Is there always exactly one solution to $a \cos\left(\frac{x}{2}\right)- b \sin\left(\frac{x}{2}\right) = 0$ in the interval $0\leq x\leq 2\pi$?

Question

I have a probably simple question. If I have an equation like \begin{align} a \cos \left(\frac{x}{2}\right) - b \sin \left(\frac{x}{2}\right) &= 0\\ \frac ab \cos \left(\frac{x}{2}\right) - \sin \left(\frac{x}{2}\right) &= 0 \end{align} with $a, b > 0$. Is it true that there is always precisely one solution in the interval $0 \leq x \leq 2 \pi$.

I think it is obvious, but can I use this in a proof without proving it?

Answer 1

It is $$\tan(\frac{x}{2})=\frac{a}{b}$$

Answer 2

Simply note the definition of tangent: $\tan(x) = \dfrac{\sin(x)}{\cos(x)}$.

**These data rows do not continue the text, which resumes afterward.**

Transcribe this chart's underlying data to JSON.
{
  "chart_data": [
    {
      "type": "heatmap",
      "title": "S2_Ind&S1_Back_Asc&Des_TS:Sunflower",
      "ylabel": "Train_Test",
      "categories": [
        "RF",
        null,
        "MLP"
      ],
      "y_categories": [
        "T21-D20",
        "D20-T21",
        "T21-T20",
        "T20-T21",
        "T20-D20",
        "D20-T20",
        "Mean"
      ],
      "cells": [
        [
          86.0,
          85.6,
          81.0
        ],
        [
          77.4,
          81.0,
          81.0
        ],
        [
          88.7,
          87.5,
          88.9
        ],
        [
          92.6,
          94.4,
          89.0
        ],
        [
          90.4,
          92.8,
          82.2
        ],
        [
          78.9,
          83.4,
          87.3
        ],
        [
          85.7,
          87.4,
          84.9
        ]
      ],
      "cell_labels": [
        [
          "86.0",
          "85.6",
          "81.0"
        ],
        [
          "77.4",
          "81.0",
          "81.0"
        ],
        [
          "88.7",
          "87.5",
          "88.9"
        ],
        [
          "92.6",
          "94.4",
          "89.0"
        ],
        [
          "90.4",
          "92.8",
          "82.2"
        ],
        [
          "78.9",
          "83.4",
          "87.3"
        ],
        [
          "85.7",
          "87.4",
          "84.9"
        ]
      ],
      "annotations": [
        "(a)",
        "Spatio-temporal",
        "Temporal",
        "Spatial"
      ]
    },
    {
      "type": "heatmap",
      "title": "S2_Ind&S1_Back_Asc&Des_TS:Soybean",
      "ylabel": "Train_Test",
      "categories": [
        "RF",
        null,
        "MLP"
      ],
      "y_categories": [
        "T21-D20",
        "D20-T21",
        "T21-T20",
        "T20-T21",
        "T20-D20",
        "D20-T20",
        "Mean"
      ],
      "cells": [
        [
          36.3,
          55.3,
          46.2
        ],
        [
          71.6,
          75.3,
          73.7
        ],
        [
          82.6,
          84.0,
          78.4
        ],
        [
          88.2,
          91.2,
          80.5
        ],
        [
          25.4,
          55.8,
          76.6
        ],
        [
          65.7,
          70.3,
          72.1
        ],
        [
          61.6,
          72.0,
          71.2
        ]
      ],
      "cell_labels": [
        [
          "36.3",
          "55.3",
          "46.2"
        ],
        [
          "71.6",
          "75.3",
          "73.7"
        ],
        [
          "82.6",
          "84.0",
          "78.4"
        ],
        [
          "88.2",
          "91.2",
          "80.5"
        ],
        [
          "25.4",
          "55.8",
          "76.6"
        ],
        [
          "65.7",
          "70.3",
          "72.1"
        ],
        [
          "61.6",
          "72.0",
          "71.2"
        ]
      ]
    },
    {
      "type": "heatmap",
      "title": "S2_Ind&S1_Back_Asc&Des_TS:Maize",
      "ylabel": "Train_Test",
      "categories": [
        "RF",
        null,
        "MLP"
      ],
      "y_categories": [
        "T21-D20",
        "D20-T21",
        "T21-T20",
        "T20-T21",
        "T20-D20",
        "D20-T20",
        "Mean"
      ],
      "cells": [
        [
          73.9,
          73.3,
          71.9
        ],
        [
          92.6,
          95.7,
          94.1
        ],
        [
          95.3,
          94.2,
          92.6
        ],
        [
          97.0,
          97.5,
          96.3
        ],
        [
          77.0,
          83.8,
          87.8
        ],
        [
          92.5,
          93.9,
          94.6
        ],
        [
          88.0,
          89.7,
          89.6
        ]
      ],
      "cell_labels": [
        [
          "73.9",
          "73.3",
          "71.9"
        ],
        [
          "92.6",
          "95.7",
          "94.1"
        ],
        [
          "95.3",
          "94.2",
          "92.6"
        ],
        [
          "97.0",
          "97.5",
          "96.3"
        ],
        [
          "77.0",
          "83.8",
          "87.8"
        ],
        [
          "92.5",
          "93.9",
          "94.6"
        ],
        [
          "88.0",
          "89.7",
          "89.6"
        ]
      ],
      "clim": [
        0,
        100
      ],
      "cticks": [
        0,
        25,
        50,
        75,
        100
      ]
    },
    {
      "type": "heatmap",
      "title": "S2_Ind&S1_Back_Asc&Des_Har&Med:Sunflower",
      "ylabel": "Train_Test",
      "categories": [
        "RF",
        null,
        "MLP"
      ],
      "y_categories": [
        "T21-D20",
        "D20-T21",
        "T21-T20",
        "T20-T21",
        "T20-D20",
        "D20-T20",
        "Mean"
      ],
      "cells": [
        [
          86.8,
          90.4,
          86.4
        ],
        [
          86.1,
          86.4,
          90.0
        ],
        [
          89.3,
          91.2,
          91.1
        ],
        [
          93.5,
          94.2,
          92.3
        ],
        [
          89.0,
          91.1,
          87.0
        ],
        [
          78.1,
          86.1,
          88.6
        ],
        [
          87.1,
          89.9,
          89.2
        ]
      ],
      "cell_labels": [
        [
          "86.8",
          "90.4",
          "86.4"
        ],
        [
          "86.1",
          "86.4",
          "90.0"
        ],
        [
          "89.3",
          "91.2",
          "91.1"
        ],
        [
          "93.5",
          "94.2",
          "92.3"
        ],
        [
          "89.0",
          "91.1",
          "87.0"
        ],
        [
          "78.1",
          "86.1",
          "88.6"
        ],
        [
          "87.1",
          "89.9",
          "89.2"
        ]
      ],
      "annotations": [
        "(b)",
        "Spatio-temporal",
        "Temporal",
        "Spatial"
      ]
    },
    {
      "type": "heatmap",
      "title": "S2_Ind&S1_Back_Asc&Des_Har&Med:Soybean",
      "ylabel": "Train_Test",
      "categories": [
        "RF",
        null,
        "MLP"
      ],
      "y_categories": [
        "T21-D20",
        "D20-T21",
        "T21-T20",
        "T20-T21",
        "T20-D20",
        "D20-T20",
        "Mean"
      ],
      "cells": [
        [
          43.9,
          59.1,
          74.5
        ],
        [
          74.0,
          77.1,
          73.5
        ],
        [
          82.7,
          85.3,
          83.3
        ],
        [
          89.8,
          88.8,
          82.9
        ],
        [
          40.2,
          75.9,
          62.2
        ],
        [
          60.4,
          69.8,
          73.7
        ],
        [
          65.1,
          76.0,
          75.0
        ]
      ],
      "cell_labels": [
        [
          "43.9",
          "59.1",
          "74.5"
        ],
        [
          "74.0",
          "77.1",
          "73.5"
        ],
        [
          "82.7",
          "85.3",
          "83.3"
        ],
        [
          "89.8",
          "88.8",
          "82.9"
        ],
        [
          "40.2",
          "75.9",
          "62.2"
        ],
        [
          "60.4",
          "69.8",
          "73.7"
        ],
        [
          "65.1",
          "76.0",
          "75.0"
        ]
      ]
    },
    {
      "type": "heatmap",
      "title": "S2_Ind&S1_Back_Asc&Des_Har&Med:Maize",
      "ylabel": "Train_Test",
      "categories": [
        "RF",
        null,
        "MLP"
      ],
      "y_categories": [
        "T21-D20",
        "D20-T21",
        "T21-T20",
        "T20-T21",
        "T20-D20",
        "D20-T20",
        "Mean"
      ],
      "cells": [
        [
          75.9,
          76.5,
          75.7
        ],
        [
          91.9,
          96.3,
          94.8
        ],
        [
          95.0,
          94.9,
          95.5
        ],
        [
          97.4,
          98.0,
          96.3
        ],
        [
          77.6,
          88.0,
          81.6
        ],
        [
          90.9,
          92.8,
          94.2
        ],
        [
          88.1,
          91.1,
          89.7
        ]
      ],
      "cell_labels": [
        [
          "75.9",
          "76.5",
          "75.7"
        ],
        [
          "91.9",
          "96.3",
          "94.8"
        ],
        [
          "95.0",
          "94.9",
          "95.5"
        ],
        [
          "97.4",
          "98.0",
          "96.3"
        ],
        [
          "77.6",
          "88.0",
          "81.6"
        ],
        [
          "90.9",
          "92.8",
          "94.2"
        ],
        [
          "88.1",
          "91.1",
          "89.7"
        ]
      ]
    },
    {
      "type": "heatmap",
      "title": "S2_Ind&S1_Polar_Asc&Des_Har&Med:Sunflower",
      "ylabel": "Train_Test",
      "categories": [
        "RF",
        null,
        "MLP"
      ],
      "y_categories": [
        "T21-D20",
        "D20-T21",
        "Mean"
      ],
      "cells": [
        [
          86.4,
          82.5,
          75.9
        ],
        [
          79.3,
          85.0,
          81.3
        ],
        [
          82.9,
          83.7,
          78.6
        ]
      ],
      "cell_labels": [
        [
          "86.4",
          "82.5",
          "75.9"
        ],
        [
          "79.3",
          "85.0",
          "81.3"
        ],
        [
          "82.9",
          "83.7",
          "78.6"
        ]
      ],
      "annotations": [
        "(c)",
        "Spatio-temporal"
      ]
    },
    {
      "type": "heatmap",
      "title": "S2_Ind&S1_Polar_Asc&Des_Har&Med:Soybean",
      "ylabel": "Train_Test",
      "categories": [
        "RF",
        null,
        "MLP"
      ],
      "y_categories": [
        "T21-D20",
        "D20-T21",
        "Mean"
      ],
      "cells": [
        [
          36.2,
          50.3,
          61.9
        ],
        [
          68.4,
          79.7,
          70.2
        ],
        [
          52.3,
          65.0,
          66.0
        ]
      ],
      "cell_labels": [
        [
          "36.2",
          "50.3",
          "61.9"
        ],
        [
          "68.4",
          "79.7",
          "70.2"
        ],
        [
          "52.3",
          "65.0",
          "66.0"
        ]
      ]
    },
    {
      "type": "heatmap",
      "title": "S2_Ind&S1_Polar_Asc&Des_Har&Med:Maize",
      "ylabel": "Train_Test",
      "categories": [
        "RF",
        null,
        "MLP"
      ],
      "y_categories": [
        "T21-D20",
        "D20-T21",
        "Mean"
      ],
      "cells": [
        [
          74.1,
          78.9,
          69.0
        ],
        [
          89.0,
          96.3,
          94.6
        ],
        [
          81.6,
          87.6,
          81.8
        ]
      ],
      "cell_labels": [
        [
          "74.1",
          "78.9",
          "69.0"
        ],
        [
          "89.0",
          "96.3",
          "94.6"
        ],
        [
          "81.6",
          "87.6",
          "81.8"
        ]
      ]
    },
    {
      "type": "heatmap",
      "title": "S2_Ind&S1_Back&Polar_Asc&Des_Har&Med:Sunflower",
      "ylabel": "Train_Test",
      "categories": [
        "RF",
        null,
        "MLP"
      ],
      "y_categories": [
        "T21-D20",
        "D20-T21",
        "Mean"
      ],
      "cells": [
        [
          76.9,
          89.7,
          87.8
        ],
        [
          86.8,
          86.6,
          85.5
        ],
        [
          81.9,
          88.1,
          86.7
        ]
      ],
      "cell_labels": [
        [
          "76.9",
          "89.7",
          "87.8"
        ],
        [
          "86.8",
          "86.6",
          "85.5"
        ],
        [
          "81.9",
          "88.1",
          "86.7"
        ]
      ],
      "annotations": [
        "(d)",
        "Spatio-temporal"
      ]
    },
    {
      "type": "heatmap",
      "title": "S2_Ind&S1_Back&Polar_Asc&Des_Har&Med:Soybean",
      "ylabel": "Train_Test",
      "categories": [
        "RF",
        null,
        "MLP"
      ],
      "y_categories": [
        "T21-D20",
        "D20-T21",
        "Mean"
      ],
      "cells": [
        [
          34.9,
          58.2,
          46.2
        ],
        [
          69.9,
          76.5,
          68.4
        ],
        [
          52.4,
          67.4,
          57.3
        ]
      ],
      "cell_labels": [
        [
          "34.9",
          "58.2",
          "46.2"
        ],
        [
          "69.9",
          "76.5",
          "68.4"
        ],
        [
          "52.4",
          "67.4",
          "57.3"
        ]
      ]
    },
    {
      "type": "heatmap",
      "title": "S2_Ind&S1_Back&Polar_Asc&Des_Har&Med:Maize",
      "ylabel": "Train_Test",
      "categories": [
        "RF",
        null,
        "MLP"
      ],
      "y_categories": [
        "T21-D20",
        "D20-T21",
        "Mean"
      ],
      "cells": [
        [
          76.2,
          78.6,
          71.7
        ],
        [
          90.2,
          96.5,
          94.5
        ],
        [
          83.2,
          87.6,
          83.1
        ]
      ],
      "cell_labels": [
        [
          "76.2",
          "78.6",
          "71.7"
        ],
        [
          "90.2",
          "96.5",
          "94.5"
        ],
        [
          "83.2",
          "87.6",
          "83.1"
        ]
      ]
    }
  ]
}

$$a\cos\left(\frac{x}{2}\right)-b\sin\left(\frac{x}{2}\right) = 0 \iff a\cos\left(\frac{x}{2}\right) = b\sin\left(\frac{x}{2}\right) \iff \\ \frac{a}{b} = \frac{\sin\left(\frac{x}{2}\right)}{\cos\left(\frac{x}{2}\right)} \iff \frac{a}{b} = \tan\left(\frac{x}{2}\right)$$

Since the range of $\tan(x)$ includes all real numbers, there is a solution in the interval $x \in [0, 2\pi]$.